La insignificancia de la gran depresión
Alguna vez me lo he preguntado:
si algún día, por el motivo que sea,
consigo recuperarme
y dejar de lado el deseo de odio y de venganza.
Si caigo en la tentación de disfrutar de la vida,
ver el vaso medio lleno, hacer deporte,
beber menos alcohol, confiar en la gente,
ser responsable con la medicación,
con sustancias sin receta, etcétera.
¿Qué quedará de mí?
No sé si es genética o circunstancias,
pero hay un vacío en mí y no sé si necesito otro.

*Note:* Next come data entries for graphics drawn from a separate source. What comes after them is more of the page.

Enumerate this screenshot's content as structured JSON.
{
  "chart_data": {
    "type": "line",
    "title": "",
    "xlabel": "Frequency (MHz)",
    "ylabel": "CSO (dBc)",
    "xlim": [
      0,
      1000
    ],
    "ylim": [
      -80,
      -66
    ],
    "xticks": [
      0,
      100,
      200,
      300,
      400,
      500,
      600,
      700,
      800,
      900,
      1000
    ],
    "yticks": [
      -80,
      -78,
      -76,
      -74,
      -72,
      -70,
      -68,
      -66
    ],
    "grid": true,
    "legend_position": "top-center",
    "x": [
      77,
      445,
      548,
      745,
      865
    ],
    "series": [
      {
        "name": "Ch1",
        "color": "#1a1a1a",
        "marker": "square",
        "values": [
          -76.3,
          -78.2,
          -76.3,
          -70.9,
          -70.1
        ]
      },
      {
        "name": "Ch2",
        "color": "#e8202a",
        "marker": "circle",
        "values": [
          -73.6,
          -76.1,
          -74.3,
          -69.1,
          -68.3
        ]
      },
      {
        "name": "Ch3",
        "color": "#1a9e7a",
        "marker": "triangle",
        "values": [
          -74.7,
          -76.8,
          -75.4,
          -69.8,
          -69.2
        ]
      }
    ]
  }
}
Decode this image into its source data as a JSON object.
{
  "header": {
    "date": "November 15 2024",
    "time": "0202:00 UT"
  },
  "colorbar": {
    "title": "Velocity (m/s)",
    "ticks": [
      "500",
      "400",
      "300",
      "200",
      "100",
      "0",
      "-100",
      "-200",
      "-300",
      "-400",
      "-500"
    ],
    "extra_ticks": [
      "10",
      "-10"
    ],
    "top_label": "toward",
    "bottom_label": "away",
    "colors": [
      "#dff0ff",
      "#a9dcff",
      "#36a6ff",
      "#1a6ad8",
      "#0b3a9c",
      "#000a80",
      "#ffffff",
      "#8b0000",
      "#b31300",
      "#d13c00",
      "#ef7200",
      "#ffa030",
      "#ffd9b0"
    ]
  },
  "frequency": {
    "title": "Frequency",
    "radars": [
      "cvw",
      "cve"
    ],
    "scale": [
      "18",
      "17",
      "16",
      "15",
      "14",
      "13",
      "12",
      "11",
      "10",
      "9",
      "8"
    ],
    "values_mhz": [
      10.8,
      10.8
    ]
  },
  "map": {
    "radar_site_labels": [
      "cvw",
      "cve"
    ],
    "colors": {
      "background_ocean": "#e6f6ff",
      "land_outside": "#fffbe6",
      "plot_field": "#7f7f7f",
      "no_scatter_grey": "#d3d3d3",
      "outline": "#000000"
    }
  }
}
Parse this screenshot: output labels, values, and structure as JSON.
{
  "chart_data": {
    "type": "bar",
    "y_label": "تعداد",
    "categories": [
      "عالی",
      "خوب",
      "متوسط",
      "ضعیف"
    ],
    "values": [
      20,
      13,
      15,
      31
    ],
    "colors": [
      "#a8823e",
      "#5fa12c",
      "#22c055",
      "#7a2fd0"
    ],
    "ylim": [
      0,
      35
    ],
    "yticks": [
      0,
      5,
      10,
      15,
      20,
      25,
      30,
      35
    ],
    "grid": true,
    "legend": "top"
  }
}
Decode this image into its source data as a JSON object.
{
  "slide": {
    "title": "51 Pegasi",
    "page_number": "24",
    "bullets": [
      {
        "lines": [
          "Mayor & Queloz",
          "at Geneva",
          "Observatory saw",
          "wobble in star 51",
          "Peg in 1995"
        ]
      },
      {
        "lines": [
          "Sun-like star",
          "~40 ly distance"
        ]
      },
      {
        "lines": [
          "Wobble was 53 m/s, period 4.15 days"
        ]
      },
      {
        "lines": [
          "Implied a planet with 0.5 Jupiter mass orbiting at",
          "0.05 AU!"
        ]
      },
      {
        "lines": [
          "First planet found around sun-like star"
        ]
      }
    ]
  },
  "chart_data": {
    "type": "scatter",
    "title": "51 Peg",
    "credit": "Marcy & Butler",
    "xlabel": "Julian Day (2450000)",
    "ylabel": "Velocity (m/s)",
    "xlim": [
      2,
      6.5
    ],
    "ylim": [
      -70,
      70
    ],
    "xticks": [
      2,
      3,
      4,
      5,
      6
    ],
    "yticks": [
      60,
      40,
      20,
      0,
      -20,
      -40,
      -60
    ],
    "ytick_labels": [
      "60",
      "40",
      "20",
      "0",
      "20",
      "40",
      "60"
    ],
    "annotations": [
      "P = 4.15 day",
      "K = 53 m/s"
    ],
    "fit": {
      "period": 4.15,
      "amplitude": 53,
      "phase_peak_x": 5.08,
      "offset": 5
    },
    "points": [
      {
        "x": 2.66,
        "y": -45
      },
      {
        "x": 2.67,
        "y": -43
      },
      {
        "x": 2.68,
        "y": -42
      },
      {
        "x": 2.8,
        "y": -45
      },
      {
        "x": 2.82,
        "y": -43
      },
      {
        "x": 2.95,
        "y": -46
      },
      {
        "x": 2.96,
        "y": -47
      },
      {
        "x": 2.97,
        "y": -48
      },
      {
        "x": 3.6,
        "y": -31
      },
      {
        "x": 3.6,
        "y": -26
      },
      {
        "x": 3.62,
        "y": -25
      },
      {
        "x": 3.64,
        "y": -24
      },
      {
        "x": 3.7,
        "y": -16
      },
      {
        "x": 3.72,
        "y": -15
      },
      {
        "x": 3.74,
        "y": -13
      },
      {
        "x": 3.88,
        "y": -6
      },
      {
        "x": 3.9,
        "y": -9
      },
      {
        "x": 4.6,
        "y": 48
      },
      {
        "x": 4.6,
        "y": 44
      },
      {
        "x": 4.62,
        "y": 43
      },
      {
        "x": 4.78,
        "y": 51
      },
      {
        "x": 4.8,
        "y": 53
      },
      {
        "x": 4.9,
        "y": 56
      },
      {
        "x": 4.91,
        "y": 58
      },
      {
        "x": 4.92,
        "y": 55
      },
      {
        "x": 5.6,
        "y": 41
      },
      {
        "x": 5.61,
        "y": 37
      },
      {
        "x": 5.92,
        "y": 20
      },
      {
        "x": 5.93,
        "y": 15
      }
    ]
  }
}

El vacío que consumía a Tom Reagan en Miller’s Crossing;
se llenaba a base de sesiones de alcohol nocturnas
y un desastroso olfato para las apuestas.
Supongo que al final eligió no llenar ese vacío,
decidirse por hacer todas esas cosas terribles
en las que pensamos tantas veces.
Decidió avanzar hacia ninguna parte,
volver al whisky y las apuestas,
renunciar a la amistad y al amor.
Es probable que no sea una decisión tan difícil
cuando, después de todo,
en realidad no eres más que un gangster.
A mí me hubiera gustado serlo,
aunque creo que nunca estuve
ni lo más mínimamente cerca
de poder escoger esa opción.
Y llegué a la conclusión,
de que son ciertos acontecimientos
los que nos han impedido vivir
aquella vida feliz que nos hubiera tocado.
Pero es más que eso.
Es una pulsión
que nos conduce
a los mismos hábitos autodestructivos de siempre.
Y supongo que algunos tenemos suerte
y el amor nos redime.
Y es por ese y no por otro motivo
por el que seguimos levantándonos cada día.
No seguir el camino el Tom.
No entregarnos.
Aunque sea difícil.
Aunque cada mañana tengamos que ponernos un disfraz.
Aunque nos acostemos con ganas de no despertar.
Aunque nos pongamos un disfraz cada mañana.
El que nos permite parecer capaces de afrontar el día
y recorrer los cien metros lisos en silla de ruedas.
Supongo que sólo lo consigo porque
conozco la baraja mejor que nadie
y porque tengo la suerte de mi lado.

Y entonces te miro a los ojos y me preguntas
“¿Por qué pareces tan ausente?”
Yo me digo que pertenezco a un mundo extraño
y tú me redimes haciéndome sentir especial.
Devolviéndome las ganas de hacer lo correcto.
Emprender camino a la estación y empezar de nuevo.
Pero el Dios del antiguo testamento endurece mi corazón
y vuelvo a querer ser Tom Reagan,
a un nihilismo pegajoso que sólo quiere terminar,
de una u otra manera pero consciente de que el vacío es real
y en ningún caso merece la pena ignorarlo.